The present day adventure into the jungle is laced with frequent visits to the war in flashback. It’s an engaging, exciting journey, with room for discussions of colonialism and racism in the East and West, and the legacy of the war in the African American community. It’s also overlong, with a script that indulges narrative detours and obvious dialogue.
Lee makes the bold choice to not recast his senior soldiers in the grainy, academy ratio flashbacks to the jungle where they see action against the Viet Cong, but it works — the scenes are expressionistic, about as broad as The Green Berets, with a big, syrupy score ladled by Terence Blanchard. It refuses to be ignored.

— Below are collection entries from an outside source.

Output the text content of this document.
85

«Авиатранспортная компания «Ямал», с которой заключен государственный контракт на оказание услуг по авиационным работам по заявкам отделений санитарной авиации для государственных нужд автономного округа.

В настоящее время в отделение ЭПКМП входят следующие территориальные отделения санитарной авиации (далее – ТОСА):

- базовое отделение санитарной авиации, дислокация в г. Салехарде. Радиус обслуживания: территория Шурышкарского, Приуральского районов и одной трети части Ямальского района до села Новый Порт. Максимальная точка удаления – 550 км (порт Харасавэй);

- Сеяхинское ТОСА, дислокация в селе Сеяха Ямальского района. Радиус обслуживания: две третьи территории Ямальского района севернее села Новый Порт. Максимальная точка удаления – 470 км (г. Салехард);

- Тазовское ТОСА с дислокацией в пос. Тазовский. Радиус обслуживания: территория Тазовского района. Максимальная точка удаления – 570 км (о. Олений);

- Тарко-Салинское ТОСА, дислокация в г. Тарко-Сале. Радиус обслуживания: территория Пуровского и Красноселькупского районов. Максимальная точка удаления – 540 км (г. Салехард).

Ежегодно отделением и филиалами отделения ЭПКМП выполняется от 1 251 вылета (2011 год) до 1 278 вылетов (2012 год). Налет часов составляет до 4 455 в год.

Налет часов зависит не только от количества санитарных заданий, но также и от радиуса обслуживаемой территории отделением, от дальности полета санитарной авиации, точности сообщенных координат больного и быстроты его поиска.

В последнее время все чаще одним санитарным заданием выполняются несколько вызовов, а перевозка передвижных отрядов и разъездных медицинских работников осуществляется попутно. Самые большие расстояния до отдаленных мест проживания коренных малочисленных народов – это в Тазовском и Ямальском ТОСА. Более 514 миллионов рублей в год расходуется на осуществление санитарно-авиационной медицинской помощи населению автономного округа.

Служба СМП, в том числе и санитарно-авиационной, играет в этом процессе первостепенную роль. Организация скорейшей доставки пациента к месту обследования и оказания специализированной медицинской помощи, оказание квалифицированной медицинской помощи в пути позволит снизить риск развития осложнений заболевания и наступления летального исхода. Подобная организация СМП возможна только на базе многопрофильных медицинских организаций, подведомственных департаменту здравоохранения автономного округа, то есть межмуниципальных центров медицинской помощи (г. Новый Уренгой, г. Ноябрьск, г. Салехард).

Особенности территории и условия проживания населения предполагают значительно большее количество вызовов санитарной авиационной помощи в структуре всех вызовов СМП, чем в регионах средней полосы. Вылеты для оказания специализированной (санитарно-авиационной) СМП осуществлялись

Bold choices are frequent — Lee typically likes to insert stills in the action to illustrate his point, and is happy to lay a foundation of history on which to build his drama. He’s also got a scrappy sense of humour, referencing Apocalypse Now, The Treasure of Sierra Madre, and even The Warriors with his tongue firmly planted in his cheek. He even gets Whitlock Jr to say his famed catchphrase from The Wire.
Lee also falls into a few plot holes on the trail and spends a little too much time with Mélanie Thierry’s Hedy and her slight connection with David (Jonathan Majors), Paul’s son, and Tiên Luu (singer Lê Y Lan), Otis’ ex who helps arrange the mission. That said, without them it’s a total sausage party, though it may as well be given they’re in no way essential to this story.
As Da 5 Bloods shuffles toward its conclusion to the sounds of an acapella version of Marvin Gaye’s “What’s Going On”, I started to wonder whether Lee’s Vietnam War story isn’t a parable of the divisions in America, between those who have and those who have not. It’s a lot to unpack amidst the action sequences, the yelling into the camera, betrayals and counter-betrayals, but the finale ties everything to Black Lives Matter, going a long way to making subtext text. Direct messaging, rather than subtlety, is Lee’s strong suit.
See Da Five Bloods for Delroy Lindo going big right through that fourth wall, and see it for this veteran filmmaker’s sheer enthusiasm for movies, undiminished in decades of making them — underlined in a post-credit crew shot.